With the peak months for hurricane activity upon us (August through October), government forecasters in charge of predicting hurricane activity have elevated the chances of an above-normal Atlantic hurricane season to 45% (up from 30% from the outlook issued in May). This means we may see 10-17 named storms, 5-9 hurricanes and 2-4 major hurricanes.
With blue tarps still whipping in the breeze on roofs across New Hanover County, this is not good news for those not yet recovered from last year’s record-breaking Hurricane Florence.
On Sept. 10, 2018 as the storm gained strength in the Atlantic with winds of 140 miles per hour, the National Weather Service predicted the storm soon would make landfall near Wilmington in New Hanover County, North Carolina’s most populous coastal county with 232,274 residents. Under a voluntary evacuation order and at the urging of local officials and the governor, thousands fled inland. But many others stayed put to ride out the storm.

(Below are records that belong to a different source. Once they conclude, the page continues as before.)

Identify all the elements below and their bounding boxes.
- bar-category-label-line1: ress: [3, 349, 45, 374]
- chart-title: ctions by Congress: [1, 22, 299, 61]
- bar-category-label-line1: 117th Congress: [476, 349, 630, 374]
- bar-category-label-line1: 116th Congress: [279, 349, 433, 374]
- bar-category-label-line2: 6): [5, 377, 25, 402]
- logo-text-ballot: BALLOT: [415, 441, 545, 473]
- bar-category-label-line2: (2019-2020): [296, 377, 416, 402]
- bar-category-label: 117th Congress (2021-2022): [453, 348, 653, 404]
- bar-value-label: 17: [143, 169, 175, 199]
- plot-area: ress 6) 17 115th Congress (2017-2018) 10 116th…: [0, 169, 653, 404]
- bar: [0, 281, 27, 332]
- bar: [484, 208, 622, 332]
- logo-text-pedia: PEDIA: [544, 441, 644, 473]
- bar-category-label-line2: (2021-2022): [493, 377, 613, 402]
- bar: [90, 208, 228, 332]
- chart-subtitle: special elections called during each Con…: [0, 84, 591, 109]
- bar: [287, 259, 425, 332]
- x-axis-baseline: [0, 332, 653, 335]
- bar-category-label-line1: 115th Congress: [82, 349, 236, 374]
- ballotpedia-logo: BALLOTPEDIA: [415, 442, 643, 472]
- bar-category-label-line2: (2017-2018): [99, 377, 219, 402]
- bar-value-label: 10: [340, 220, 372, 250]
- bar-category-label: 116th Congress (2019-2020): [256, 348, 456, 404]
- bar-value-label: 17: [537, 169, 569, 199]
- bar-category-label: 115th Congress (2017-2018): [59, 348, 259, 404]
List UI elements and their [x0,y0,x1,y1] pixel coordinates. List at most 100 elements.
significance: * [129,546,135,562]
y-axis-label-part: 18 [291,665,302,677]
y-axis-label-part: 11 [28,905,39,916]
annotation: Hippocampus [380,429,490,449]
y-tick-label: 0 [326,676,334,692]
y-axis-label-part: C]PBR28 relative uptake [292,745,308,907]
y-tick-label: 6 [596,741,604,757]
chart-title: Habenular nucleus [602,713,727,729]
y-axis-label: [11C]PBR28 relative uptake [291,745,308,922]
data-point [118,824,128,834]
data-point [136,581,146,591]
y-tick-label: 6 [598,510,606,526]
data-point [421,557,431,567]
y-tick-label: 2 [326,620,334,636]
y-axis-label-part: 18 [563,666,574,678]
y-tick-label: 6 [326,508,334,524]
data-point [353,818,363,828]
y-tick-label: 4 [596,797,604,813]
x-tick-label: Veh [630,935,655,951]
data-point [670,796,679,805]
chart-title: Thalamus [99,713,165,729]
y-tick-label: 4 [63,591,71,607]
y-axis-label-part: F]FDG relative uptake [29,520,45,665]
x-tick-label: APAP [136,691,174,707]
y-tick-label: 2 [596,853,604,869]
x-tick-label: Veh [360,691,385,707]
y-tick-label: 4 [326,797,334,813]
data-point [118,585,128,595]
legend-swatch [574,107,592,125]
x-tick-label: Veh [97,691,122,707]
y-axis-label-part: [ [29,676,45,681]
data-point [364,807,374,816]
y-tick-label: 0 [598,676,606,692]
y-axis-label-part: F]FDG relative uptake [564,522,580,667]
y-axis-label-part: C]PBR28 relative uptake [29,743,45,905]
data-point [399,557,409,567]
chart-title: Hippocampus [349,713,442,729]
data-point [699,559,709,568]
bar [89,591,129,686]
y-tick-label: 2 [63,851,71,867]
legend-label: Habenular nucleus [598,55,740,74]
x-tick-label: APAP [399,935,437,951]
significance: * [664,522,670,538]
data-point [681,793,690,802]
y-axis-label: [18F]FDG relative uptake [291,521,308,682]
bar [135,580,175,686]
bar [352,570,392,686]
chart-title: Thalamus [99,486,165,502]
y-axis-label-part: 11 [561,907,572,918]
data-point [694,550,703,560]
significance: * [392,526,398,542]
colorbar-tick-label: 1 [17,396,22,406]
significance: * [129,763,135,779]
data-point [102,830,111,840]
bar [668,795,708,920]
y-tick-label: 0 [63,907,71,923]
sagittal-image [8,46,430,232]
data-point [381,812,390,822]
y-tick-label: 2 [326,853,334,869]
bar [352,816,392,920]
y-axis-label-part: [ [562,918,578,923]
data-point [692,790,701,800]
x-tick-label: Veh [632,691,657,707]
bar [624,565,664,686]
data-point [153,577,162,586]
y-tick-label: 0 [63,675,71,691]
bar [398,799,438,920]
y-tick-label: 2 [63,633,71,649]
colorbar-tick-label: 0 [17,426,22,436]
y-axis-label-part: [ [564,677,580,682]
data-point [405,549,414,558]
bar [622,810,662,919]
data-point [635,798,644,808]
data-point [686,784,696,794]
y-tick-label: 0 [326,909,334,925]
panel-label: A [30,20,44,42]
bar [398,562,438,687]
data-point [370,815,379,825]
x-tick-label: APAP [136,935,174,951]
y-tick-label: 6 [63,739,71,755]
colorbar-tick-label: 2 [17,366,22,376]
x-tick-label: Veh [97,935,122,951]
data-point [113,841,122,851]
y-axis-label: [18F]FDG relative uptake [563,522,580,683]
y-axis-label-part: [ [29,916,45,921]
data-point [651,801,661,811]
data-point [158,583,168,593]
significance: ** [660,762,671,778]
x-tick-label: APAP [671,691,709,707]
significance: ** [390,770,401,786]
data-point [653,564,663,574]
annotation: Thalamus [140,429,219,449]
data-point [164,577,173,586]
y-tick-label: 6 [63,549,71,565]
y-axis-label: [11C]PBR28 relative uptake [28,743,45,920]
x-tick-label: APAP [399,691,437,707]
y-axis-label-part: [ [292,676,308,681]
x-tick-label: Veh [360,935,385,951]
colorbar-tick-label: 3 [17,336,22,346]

Florence eventually made landfall at Wrightsville Beach at 7:15 a.m. on Sept. 14 gusting to 105 mph. When the storm pushed into nearby Wilmington, a massive tree crashed through the roof of the one-story brick home of Lesha and Adam Johnson. Firefighters from the station less than a mile away struggled for hours during the storm to reach the family inside and were able to save Adam, 48. But Lesha, 41
, and their 8-month-old son, also named Adam, died. Lesha owned her own business, was attending college, and had worked at the Wilmington Housing Authority as a director of property management. The family had stocked up as they prepared to ride out the storm. The home wasn’t in a flood zone. Adam, a janitor, said they felt they would be safe, especially since public officials had stressed the primary danger from the hurricane would be storm flooding and had not placed Wilmington under a mandatory evacuation order.
The Johnsons had all the information and made a reasoned decision to remain in their home during the storm.
Wilmington Mayor Bill Saffo, who repeatedly urged people to leave, explained that the city had never been under a mandatory evacuation order. Discussions with the county, the governor and federal officials concluded that the rest of the state could not handle a mass exodus from its largest coastal county.
“I just don’t think there were enough resources inside the state, as well as fuel, to be able to handle it,” he told the Port City Daily.
We have to ask, why this was the case when the governor of our neighboring state to the south was able to order the mandatory evacuation of 1 million people living on its coast in one sweep?
“We know the evacuation order I’m issuing will be inconvenient,” S.C. Gov. Henry McMaster said. “But we’re not going to gamble with the lives of the people of South Carolina. Not a one.”
Why could North Carolina not make a coordinated mandatory evacuation of its coastal population with the same efficient decisiveness? Gov. Roy Cooper declared a mandatory evacuation of the state’s barrier islands for Florence, but otherwise North Carolina primarily relied on local governments to make evacuation declarations. Is this the best approach? This is a question worth asking.
As our climate changes due to global warming, we are likely to see increasingly intense storms. Warmer oceans mean bigger, wetter and slower hurricanes may become the norm.
On Sept. 16 after two days of relentless wind and rainfall, floodwaters blocked all roads in and cut off New Hanover from the rest of the world. Food, water an
d fuel became scarce for those who did not evacuate.
The county had lost power. Many structures were damaged from the relentless wind and 27 inches of rain that battered the county. Flood waters rose in roads, homes and businesses. Wilmington’s storied live oaks and long-leaf pines downed power lines and blocked the streets. Shelters were at capacity and short on supplies.
After the storm, the city’s sidewalks told the tale: Water-logged carpet, sheet rock and household goods joined the mountains of stacked tree trunks and limbs on virtually every street. New Hanover County spent the next three months clearing 3 million cubic yards of vegetative debris.
Today, digital billboards across Wilmington implore the local citizenry to be prepared for the next big one. Plan. Be prepared with an emergency readiness kit. Tick all those boxes on the hurricane readiness checklist.
Some 42 people died in North Carolina from Florence. The state suffered $22 billion in property damage. State and local officials have scratched their collective heads in the months since Florence and vowed they will do better next time to protect life and property. Securing homes and businesses to better withstand the next storm and upgrading roads to resist rising waters must take place. While the damage from Florence in New Hanover was significant had the hurricane come ashore at 140 mph, many more lives would have been lost and the damage would have been unfathomable.
Already into the 2019 hurricane season, the sense of urgency is clear. While the population is urged to act before the next storm, the wheels of government must move quickly and with courage.